Di kesempatan yang sama, Motsepe mengingatkan pihak-pihak yang menentang Infantino agar mematuhi prosedur yang berlaku. Ia menekankan pentingnya mengikuti proses yang telah ditetapkan.

“Jika ada pihak yang memiliki masalah dengan siapa pun, baik itu Gianni atau orang lain, ikutilah prosesnya, ikuti prosedur FIFA, sesederhana itu,” ujar Motsepe.

Menurutnya, jika tujuan adalah mengganti kepemimpinan, maka jalur pemilihan harus ditempuh. Motsepe menyarankan agar 211 asosiasi anggota yang menentukan nasib kepemimpinan tersebut.

“Jika Anda ingin melengserkandia, tempuhlah jalur pemilihan; biarkan 211 asosiasi anggota yang memutuskan. Lakukanlah itu, dan hasil pemungutan suara akan menunjukkan apakah mereka masih menaruh kepercayaan kepada dia atau tidak.”

Posisi CAF dan Pertemuan dengan Ceferin

CAF termasuk dalam konfederasi yang masih mendukung Infantino, bersama dengan Conmebol. Motsepe menekankan bahwa semua pihak yang berseberangan tidak boleh bertindak gegabah. Hal ini disampaikan saat ia mengadakan pertemuan dengan Presiden UEFA, Aleksander Ceferin.

Ceferin dikenal sebagai tokoh yang memimpin desakan agar Infantino mundur, bersama dengan AFC dan Concacaf. Motsepe mengingatkan bahwa pemilihan akan berlangsung tahun depan.

“Kita harus sangat berhati-hati.
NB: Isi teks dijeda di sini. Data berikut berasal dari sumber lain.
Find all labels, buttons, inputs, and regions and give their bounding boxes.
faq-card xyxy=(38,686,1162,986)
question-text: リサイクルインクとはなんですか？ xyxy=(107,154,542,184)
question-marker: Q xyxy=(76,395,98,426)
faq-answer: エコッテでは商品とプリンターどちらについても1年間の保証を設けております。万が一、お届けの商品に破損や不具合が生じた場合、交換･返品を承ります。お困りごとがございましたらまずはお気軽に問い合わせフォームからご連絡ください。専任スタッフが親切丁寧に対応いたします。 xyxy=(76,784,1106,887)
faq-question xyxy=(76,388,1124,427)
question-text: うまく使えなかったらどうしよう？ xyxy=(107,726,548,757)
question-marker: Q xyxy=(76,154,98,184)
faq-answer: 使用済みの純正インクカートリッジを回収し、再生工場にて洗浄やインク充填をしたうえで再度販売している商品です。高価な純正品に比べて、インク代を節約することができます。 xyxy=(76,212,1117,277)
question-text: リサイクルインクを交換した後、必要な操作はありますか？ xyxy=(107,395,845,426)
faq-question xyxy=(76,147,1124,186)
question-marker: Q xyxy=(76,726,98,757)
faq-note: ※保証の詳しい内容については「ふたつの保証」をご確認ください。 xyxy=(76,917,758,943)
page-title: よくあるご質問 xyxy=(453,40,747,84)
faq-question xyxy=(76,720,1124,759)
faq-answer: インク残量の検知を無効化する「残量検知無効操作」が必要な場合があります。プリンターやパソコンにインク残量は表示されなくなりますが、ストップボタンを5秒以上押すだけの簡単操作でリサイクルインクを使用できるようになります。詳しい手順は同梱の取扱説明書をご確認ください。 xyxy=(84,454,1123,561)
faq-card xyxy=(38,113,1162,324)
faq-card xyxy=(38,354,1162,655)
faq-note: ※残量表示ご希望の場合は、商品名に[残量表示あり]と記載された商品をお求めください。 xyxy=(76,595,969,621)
Ada pemilihan yang akan berlangsung tahun depan,” kata Motsepe.

Menurutnya, lebih baik membiarkan proses berjalan dan membiarkan 211 anggota yang memutuskan.

“Bukankah sebaiknya kita membiarkan proses itu berjalan? Dan membiarkan 211 anggota yang memutuskan,” ucap Motsepe menambahkan.

Sikap Netral dan Seruan Keadilan

Motsepe, yang juga merupakan taipan asal Afrika Selatan, tidak secara terang-terangan mengkritik Infantino. Di sisi lain, ia juga tidak memberikan dukungan secara jelas. Ia menyatakan bahwa ia telah mendengar banyak cerita mengenai berbagai masalah.

“Saya telah mendengar banyak cerita mengenai berbagai masalah dan saya berhati-hati dalam memberikan penilaian terhadap apa pun,” ucap Motsepe.

Menurutnya, setiap orang berhak untuk didengar. Motsepe mengusulkan agar diadakan forum yang layak, persidangan, pengadilan, atau tribunal untuk memastikan setiap pihak mendapatkan penilaian yang adil dan perlakuan yang adil.

“Setiap orang berhak untuk didengar. Mari kita adakan dengar pendapat, forum yang layak, persidangan, pengadilan, atau apa pun bentuknya, atau sebuah tribunal. Setiap orang berhak mendapatkan penilaian yang adil dan perlakuan yang adil.”

Frequently Asked Questions

What is Presiden CAF Akui FIFA Bermasalah Buntut?

Presiden CAF Akui FIFA Bermasalah Buntut is the main topic of this guide. The article explains the context, practical details, and next steps readers should understand.

Why does Presiden CAF Akui FIFA Bermasalah Buntut matter?

Presiden CAF Akui FIFA Bermasalah Buntut matters because readers are looking for a useful answer, not just a short summary. Good content should match search intent and help them decide what to do next.